= TV Jovem Pan =

Brazilian television station

TV Jovem Pan was a television station in São Paulo, Brazil which broadcast on Channel 16 UHF. Its headquarters were at Barra Funda, São Paulo. It was owned by Grupo Jovem Pan.

== History ==
TV Jovem Pan was the first television station in Brazil founded exclusively for journalism and was inspired by the 24-hour news cycle seen on American news channel CNN.

Founded in 1990, TV Jovem Pan was the result of a partnership between businessman Antonio Augusto Amaral de Carvalho (Tuta), owner of Radio Jovem Pan, João Carlos di Genio (Goal), and Fernando Vieira de Mello, who shortly after sold his shares to Hamilton Lucas de Oliveira, owner of the IBF (Brazilian Industry Forms).

Since its origin, the station faced discord among the business groups involved. Differences over programming content hampered operations.

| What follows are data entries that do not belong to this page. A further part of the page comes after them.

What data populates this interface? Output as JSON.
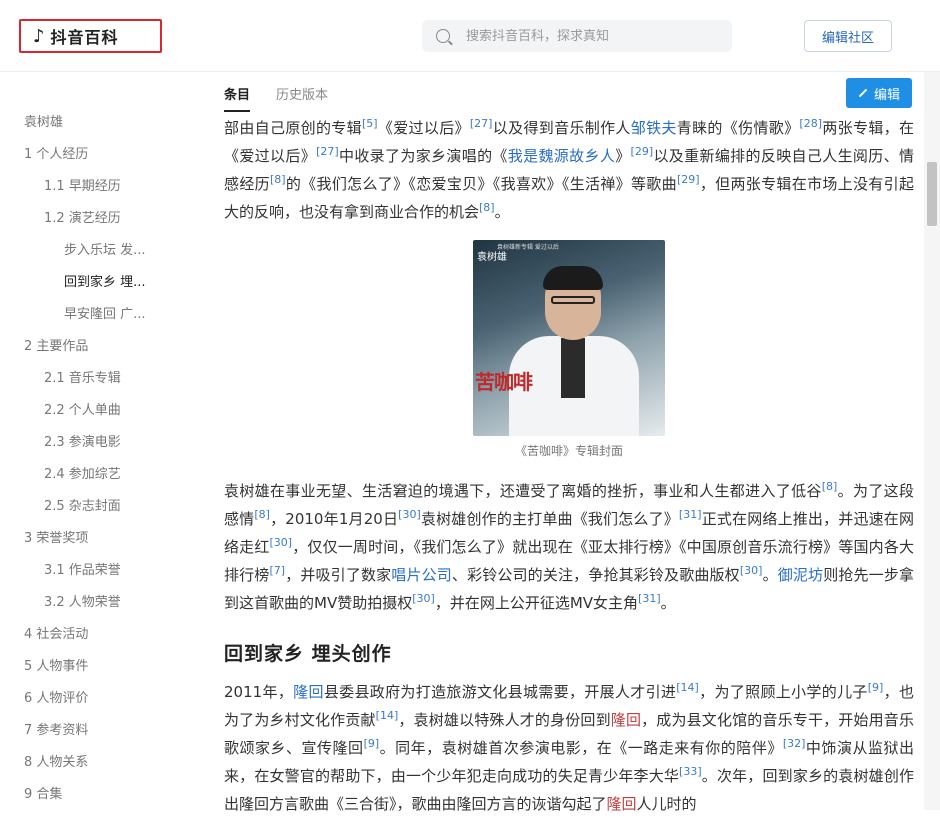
{
  "header": {
    "logo_text": "抖音百科",
    "search_placeholder": "搜索抖音百科，探求真知",
    "community_button": "编辑社区"
  },
  "tabs": [
    {
      "label": "条目",
      "active": true
    },
    {
      "label": "历史版本",
      "active": false
    }
  ],
  "edit_button": "编辑",
  "toc": [
    {
      "label": "袁树雄",
      "level": 0
    },
    {
      "label": "1 个人经历",
      "level": 0
    },
    {
      "label": "1.1 早期经历",
      "level": 1
    },
    {
      "label": "1.2 演艺经历",
      "level": 1
    },
    {
      "label": "步入乐坛 发...",
      "level": 2
    },
    {
      "label": "回到家乡 埋...",
      "level": 2,
      "active": true
    },
    {
      "label": "早安隆回 广...",
      "level": 2
    },
    {
      "label": "2 主要作品",
      "level": 0
    },
    {
      "label": "2.1 音乐专辑",
      "level": 1
    },
    {
      "label": "2.2 个人单曲",
      "level": 1
    },
    {
      "label": "2.3 参演电影",
      "level": 1
    },
    {
      "label": "2.4 参加综艺",
      "level": 1
    },
    {
      "label": "2.5 杂志封面",
      "level": 1
    },
    {
      "label": "3 荣誉奖项",
      "level": 0
    },
    {
      "label": "3.1 作品荣誉",
      "level": 1
    },
    {
      "label": "3.2 人物荣誉",
      "level": 1
    },
    {
      "label": "4 社会活动",
      "level": 0
    },
    {
      "label": "5 人物事件",
      "level": 0
    },
    {
      "label": "6 人物评价",
      "level": 0
    },
    {
      "label": "7 参考资料",
      "level": 0
    },
    {
      "label": "8 人物关系",
      "level": 0
    },
    {
      "label": "9 合集",
      "level": 0
    }
  ],
  "article": {
    "p1": {
      "t1": "部由自己原创的专辑",
      "s1": "[5]",
      "t2": "《爱过以后》",
      "s2": "[27]",
      "t3": "以及得到音乐制作人",
      "link1": "邹铁夫",
      "t4": "青睐的《伤情歌》",
      "s3": "[28]",
      "t5": "两张专辑，在《爱过以后》",
      "s4": "[27]",
      "t6": "中收录了为家乡演唱的《",
      "link2": "我是魏源故乡人",
      "t7": "》",
      "s5": "[29]",
      "t8": "以及重新编排的反映自己人生阅历、情感经历",
      "s6": "[8]",
      "t9": "的《我们怎么了》《恋爱宝贝》《我喜欢》《生活禅》等歌曲",
      "s7": "[29]",
      "t10": "，但两张专辑在市场上没有引起大的反响，也没有拿到商业合作的机会",
      "s8": "[8]",
      "t11": "。"
    },
    "figure": {
      "cover_name": "袁树雄",
      "cover_topline": "袁树雄新专辑 爱过以后",
      "cover_title": "苦咖啡",
      "caption": "《苦咖啡》专辑封面"
    },
    "p2": {
      "t1": "袁树雄在事业无望、生活窘迫的境遇下，还遭受了离婚的挫折，事业和人生都进入了低谷",
      "s1": "[8]",
      "t2": "。为了这段感情",
      "s2": "[8]",
      "t3": "，2010年1月20日",
      "s3": "[30]",
      "t4": "袁树雄创作的主打单曲《我们怎么了》",
      "s4": "[31]",
      "t5": "正式在网络上推出，并迅速在网络走红",
      "s5": "[30]",
      "t6": "，仅仅一周时间，《我们怎么了》就出现在《亚太排行榜》《中国原创音乐流行榜》等国内各大排行榜",
      "s6": "[7]",
      "t7": "，并吸引了数家",
      "link1": "唱片公司",
      "t8": "、彩铃公司的关注，争抢其彩铃及歌曲版权",
      "s7": "[30]",
      "t9": "。",
      "link2": "御泥坊",
      "t10": "则抢先一步拿到这首歌曲的MV赞助拍摄权",
      "s8": "[30]",
      "t11": "，并在网上公开征选MV女主角",
      "s9": "[31]",
      "t12": "。"
    },
    "heading": "回到家乡 埋头创作",
    "p3": {
      "t1": "2011年，",
      "link1": "隆回",
      "t2": "县委县政府为打造旅游文化县城需要，开展人才引进",
      "s1": "[14]",
      "t3": "，为了照顾上小学的儿子",
      "s2": "[9]",
      "t4": "，也为了为乡村文化作贡献",
      "s3": "[14]",
      "t5": "，袁树雄以特殊人才的身份回到",
      "red1": "隆回",
      "t6": "，成为县文化馆的音乐专干，开始用音乐歌颂家乡、宣传隆回",
      "s4": "[9]",
      "t7": "。同年，袁树雄首次参演电影，在《一路走来有你的陪伴》",
      "s5": "[32]",
      "t8": "中饰演从监狱出来，在女警官的帮助下，由一个少年犯走向成功的失足青少年李大华",
      "s6": "[33]",
      "t9": "。次年，回到家乡的袁树雄创作出隆回方言歌曲《三合街》，歌曲由隆回方言的诙谐勾起了",
      "red2": "隆回",
      "t10": "人儿时的"
    }
  }
}
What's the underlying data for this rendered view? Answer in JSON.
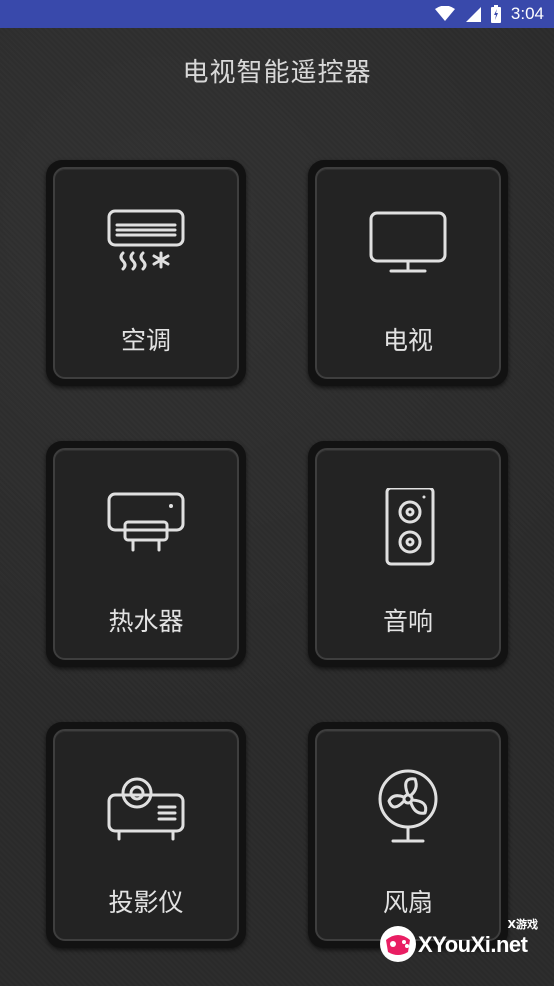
{
  "status_bar": {
    "time": "3:04",
    "icons": [
      "wifi-icon",
      "signal-icon",
      "battery-icon"
    ],
    "background": "#3949ab"
  },
  "header": {
    "title": "电视智能遥控器"
  },
  "devices": [
    {
      "label": "空调",
      "icon": "air-conditioner-icon"
    },
    {
      "label": "电视",
      "icon": "tv-icon"
    },
    {
      "label": "热水器",
      "icon": "water-heater-icon"
    },
    {
      "label": "音响",
      "icon": "speaker-icon"
    },
    {
      "label": "投影仪",
      "icon": "projector-icon"
    },
    {
      "label": "风扇",
      "icon": "fan-icon"
    }
  ],
  "watermark": {
    "small_text": "X游戏",
    "main_text": "XYouXi.net"
  }
}
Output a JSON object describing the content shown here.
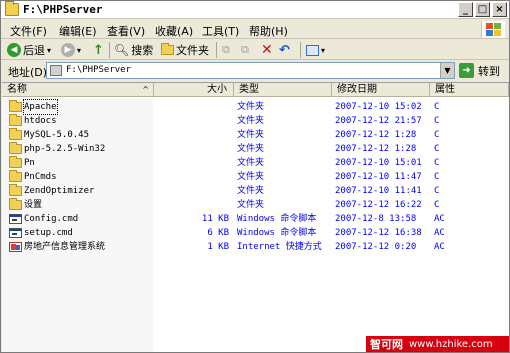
{
  "window": {
    "title": "F:\\PHPServer"
  },
  "menu": [
    "文件(F)",
    "编辑(E)",
    "查看(V)",
    "收藏(A)",
    "工具(T)",
    "帮助(H)"
  ],
  "toolbar": {
    "back": "后退",
    "search": "搜索",
    "folders": "文件夹"
  },
  "address": {
    "label": "地址(D)",
    "value": "F:\\PHPServer",
    "go": "转到"
  },
  "columns": {
    "name": "名称",
    "size": "大小",
    "type": "类型",
    "modified": "修改日期",
    "attr": "属性"
  },
  "files": [
    {
      "name": "Apache",
      "size": "",
      "type": "文件夹",
      "modified": "2007-12-10 15:02",
      "attr": "C",
      "icon": "folder"
    },
    {
      "name": "htdocs",
      "size": "",
      "type": "文件夹",
      "modified": "2007-12-12 21:57",
      "attr": "C",
      "icon": "folder"
    },
    {
      "name": "MySQL-5.0.45",
      "size": "",
      "type": "文件夹",
      "modified": "2007-12-12 1:28",
      "attr": "C",
      "icon": "folder"
    },
    {
      "name": "php-5.2.5-Win32",
      "size": "",
      "type": "文件夹",
      "modified": "2007-12-12 1:28",
      "attr": "C",
      "icon": "folder"
    },
    {
      "name": "Pn",
      "size": "",
      "type": "文件夹",
      "modified": "2007-12-10 15:01",
      "attr": "C",
      "icon": "folder"
    },
    {
      "name": "PnCmds",
      "size": "",
      "type": "文件夹",
      "modified": "2007-12-10 11:47",
      "attr": "C",
      "icon": "folder"
    },
    {
      "name": "ZendOptimizer",
      "size": "",
      "type": "文件夹",
      "modified": "2007-12-10 11:41",
      "attr": "C",
      "icon": "folder"
    },
    {
      "name": "设置",
      "size": "",
      "type": "文件夹",
      "modified": "2007-12-12 16:22",
      "attr": "C",
      "icon": "folder"
    },
    {
      "name": "Config.cmd",
      "size": "11 KB",
      "type": "Windows 命令脚本",
      "modified": "2007-12-8 13:58",
      "attr": "AC",
      "icon": "cmd"
    },
    {
      "name": "setup.cmd",
      "size": "6 KB",
      "type": "Windows 命令脚本",
      "modified": "2007-12-12 16:38",
      "attr": "AC",
      "icon": "cmd"
    },
    {
      "name": "房地产信息管理系统",
      "size": "1 KB",
      "type": "Internet 快捷方式",
      "modified": "2007-12-12 0:20",
      "attr": "AC",
      "icon": "internet-shortcut"
    }
  ],
  "watermark": {
    "brand": "智可网",
    "url": "www.hzhike.com"
  }
}
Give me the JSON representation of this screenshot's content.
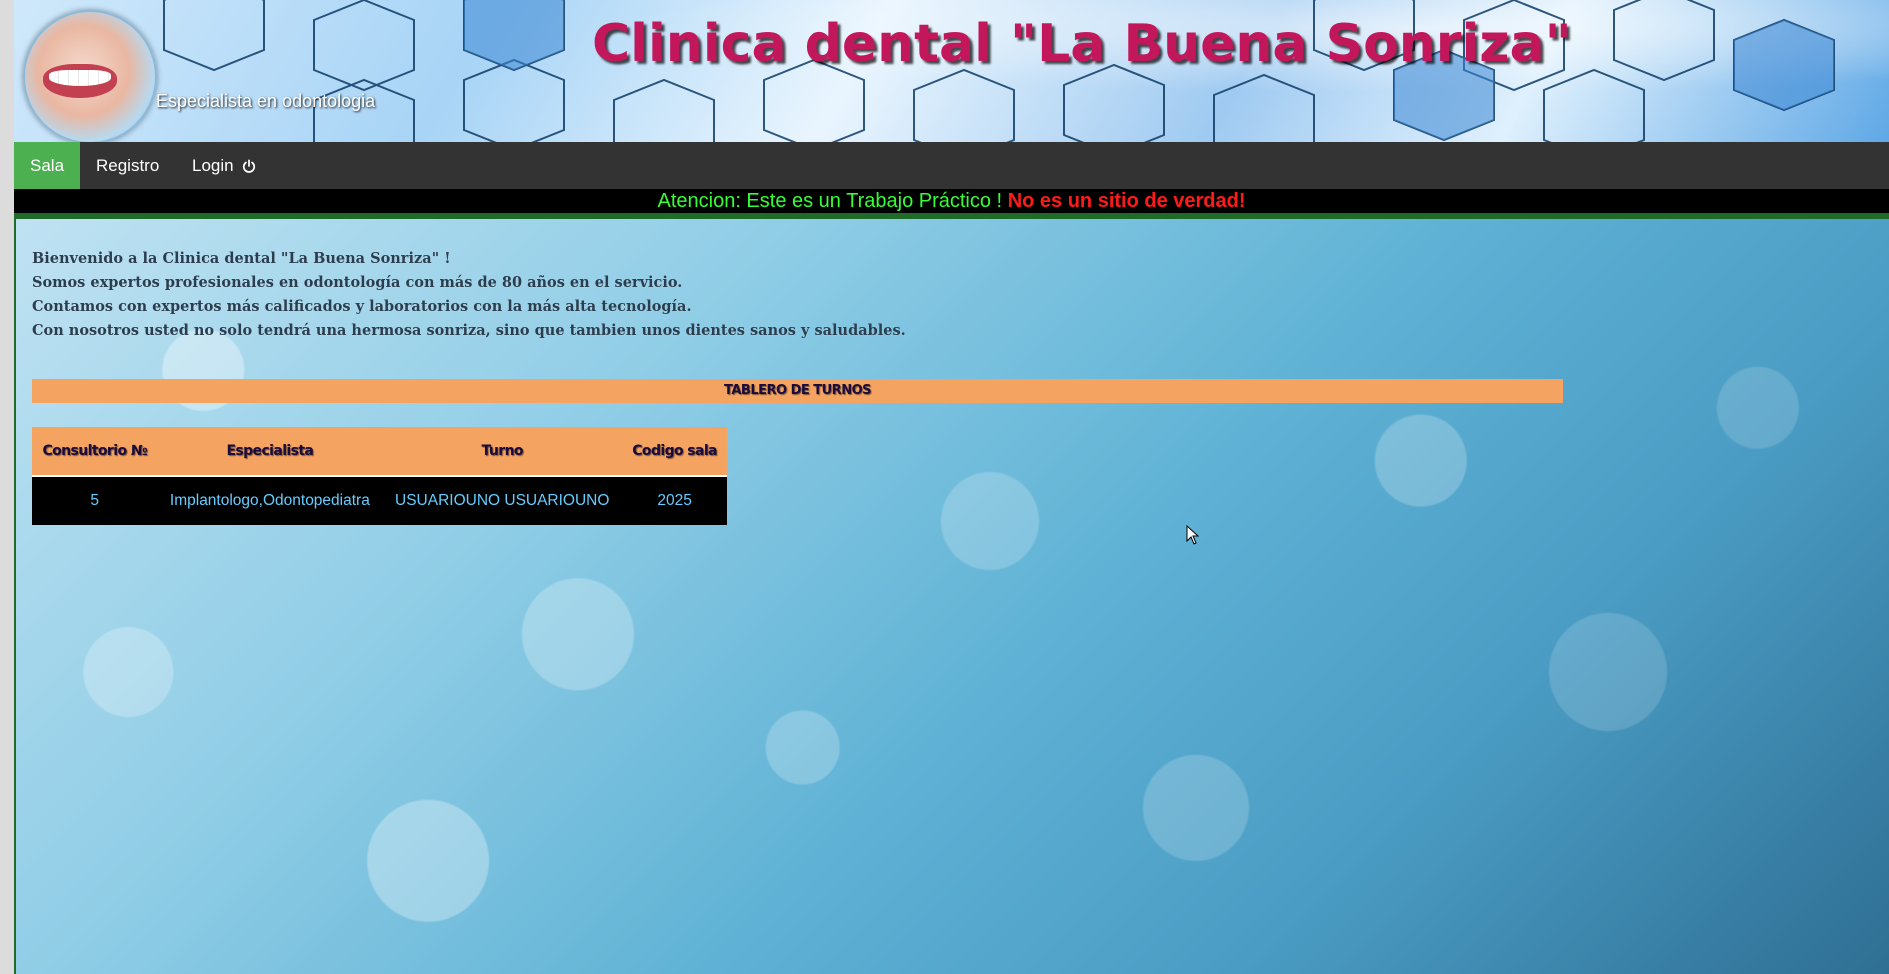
{
  "header": {
    "title": "Clinica dental \"La Buena Sonriza\"",
    "subtitle": "Especialista en odontologia",
    "logo": "smile-logo"
  },
  "nav": {
    "items": [
      {
        "label": "Sala",
        "active": true
      },
      {
        "label": "Registro",
        "active": false
      },
      {
        "label": "Login",
        "active": false,
        "icon": "power-icon"
      }
    ],
    "active_color": "#4caf50",
    "bg_color": "#333333"
  },
  "warning": {
    "green_text": "Atencion: Este es un Trabajo Práctico !",
    "red_text": "No es un sitio de verdad!"
  },
  "main": {
    "welcome_lines": [
      "Bienvenido a la Clinica dental \"La Buena Sonriza\" !",
      "Somos expertos profesionales en odontología con más de 80 años en el servicio.",
      "Contamos con expertos más calificados y laboratorios con la más alta tecnología.",
      "Con nosotros usted no solo tendrá una hermosa sonriza, sino que tambien unos dientes sanos y saludables."
    ],
    "board_title": "TABLERO DE TURNOS",
    "table": {
      "headers": [
        "Consultorio №",
        "Especialista",
        "Turno",
        "Codigo sala"
      ],
      "rows": [
        [
          "5",
          "Implantologo,Odontopediatra",
          "USUARIOUNO USUARIOUNO",
          "2025"
        ]
      ],
      "header_color": "#f4a460"
    }
  }
}
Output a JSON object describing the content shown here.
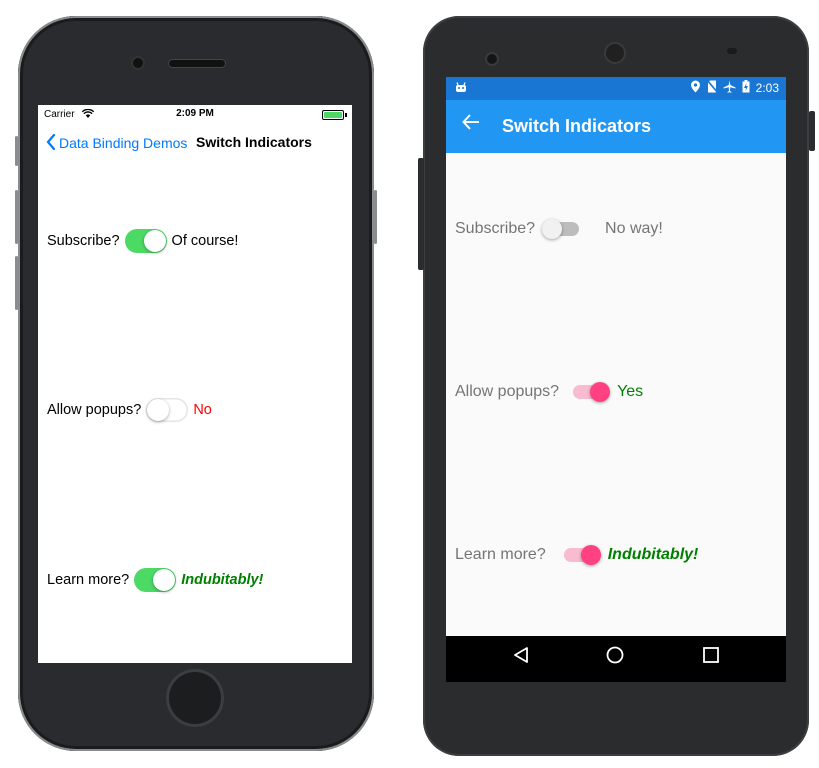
{
  "ios": {
    "status": {
      "carrier": "Carrier",
      "time": "2:09 PM"
    },
    "nav": {
      "back_label": "Data Binding Demos",
      "title": "Switch Indicators"
    },
    "rows": [
      {
        "label": "Subscribe?",
        "on": true,
        "answer": "Of course!"
      },
      {
        "label": "Allow popups?",
        "on": false,
        "answer": "No"
      },
      {
        "label": "Learn more?",
        "on": true,
        "answer": "Indubitably!"
      }
    ]
  },
  "android": {
    "status": {
      "time": "2:03"
    },
    "appbar": {
      "title": "Switch Indicators"
    },
    "rows": [
      {
        "label": "Subscribe?",
        "on": false,
        "answer": "No way!"
      },
      {
        "label": "Allow popups?",
        "on": true,
        "answer": "Yes"
      },
      {
        "label": "Learn more?",
        "on": true,
        "answer": "Indubitably!"
      }
    ]
  },
  "colors": {
    "ios_accent": "#007aff",
    "ios_switch_on": "#4cd964",
    "android_status_bar": "#1976d2",
    "android_app_bar": "#2196f3",
    "android_switch_thumb": "#ff4081",
    "answer_green": "#008000",
    "answer_red": "#ff0000"
  },
  "icons": [
    "wifi-icon",
    "battery-icon",
    "chevron-left-icon",
    "android-robot-icon",
    "location-icon",
    "no-sim-icon",
    "airplane-icon",
    "battery-charging-icon",
    "back-arrow-icon",
    "nav-back-icon",
    "nav-home-icon",
    "nav-recents-icon"
  ]
}
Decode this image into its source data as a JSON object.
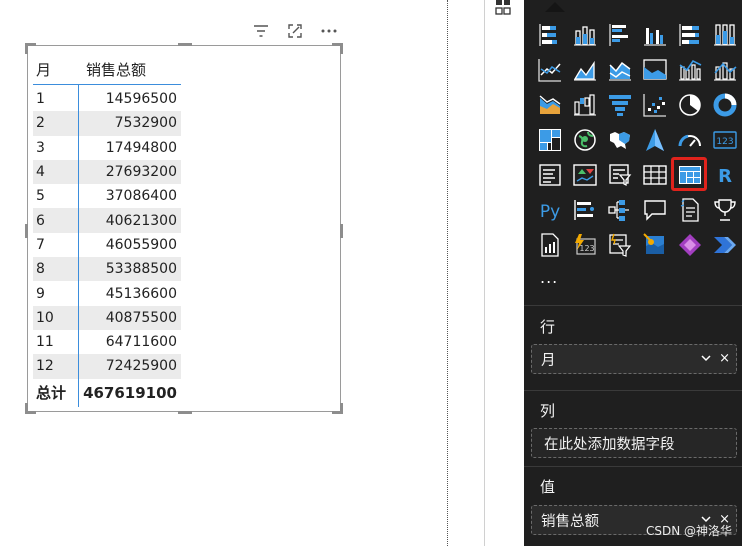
{
  "toolbar": {
    "filter_icon": "filter-icon",
    "focus_icon": "focus-mode-icon",
    "more_icon": "more-options-icon"
  },
  "table": {
    "headers": [
      "月",
      "销售总额"
    ],
    "rows": [
      [
        "1",
        "14596500"
      ],
      [
        "2",
        "7532900"
      ],
      [
        "3",
        "17494800"
      ],
      [
        "4",
        "27693200"
      ],
      [
        "5",
        "37086400"
      ],
      [
        "6",
        "40621300"
      ],
      [
        "7",
        "46055900"
      ],
      [
        "8",
        "53388500"
      ],
      [
        "9",
        "45136600"
      ],
      [
        "10",
        "40875500"
      ],
      [
        "11",
        "64711600"
      ],
      [
        "12",
        "72425900"
      ]
    ],
    "total": [
      "总计",
      "467619100"
    ]
  },
  "panel": {
    "more": "...",
    "rows_label": "行",
    "rows_field": "月",
    "columns_label": "列",
    "columns_placeholder": "在此处添加数据字段",
    "values_label": "值",
    "values_field": "销售总额",
    "remove_glyph": "×",
    "expand_glyph": "⌄"
  },
  "visuals": [
    "stacked-bar-icon",
    "stacked-column-icon",
    "clustered-bar-icon",
    "clustered-column-icon",
    "100-stacked-bar-icon",
    "100-stacked-column-icon",
    "line-chart-icon",
    "area-chart-icon",
    "stacked-area-icon",
    "ribbon-chart-icon",
    "line-clustered-column-icon",
    "line-stacked-column-icon",
    "ribbon-icon",
    "waterfall-icon",
    "funnel-icon",
    "scatter-icon",
    "pie-chart-icon",
    "donut-chart-icon",
    "treemap-icon",
    "map-icon",
    "filled-map-icon",
    "azure-map-icon",
    "gauge-icon",
    "card-icon",
    "multi-row-card-icon",
    "kpi-icon",
    "slicer-icon",
    "table-icon",
    "matrix-icon",
    "r-visual-icon",
    "python-visual-icon",
    "key-influencers-icon",
    "decomposition-tree-icon",
    "qa-icon",
    "narrative-icon",
    "goals-icon",
    "paginated-report-icon",
    "power-apps-icon",
    "smart-narrative-icon",
    "arcgis-icon",
    "power-apps-diamond-icon",
    "power-automate-icon"
  ],
  "selected_visual": "matrix-icon",
  "watermark": "CSDN @神洛华",
  "colors": {
    "panel_bg": "#1f1f1f",
    "accent_blue": "#3b8ddc",
    "selection_red": "#e0231c",
    "alt_row": "#ebebeb"
  }
}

TV Jovem Pan's programming was mainly documentaries, journalism and sports - especially football and soccer broadcasting in the team sports on Radio Jovem Pan AM.

A scandal involving Lucas de Oliveira and his IBF shook the channel. Tuta withdrew from society and the station was run by João Carlos di Genio. In 1993, the lineup changed to reruns. The Barra Funda headquarters and their modern equipment were sold to Rede Record.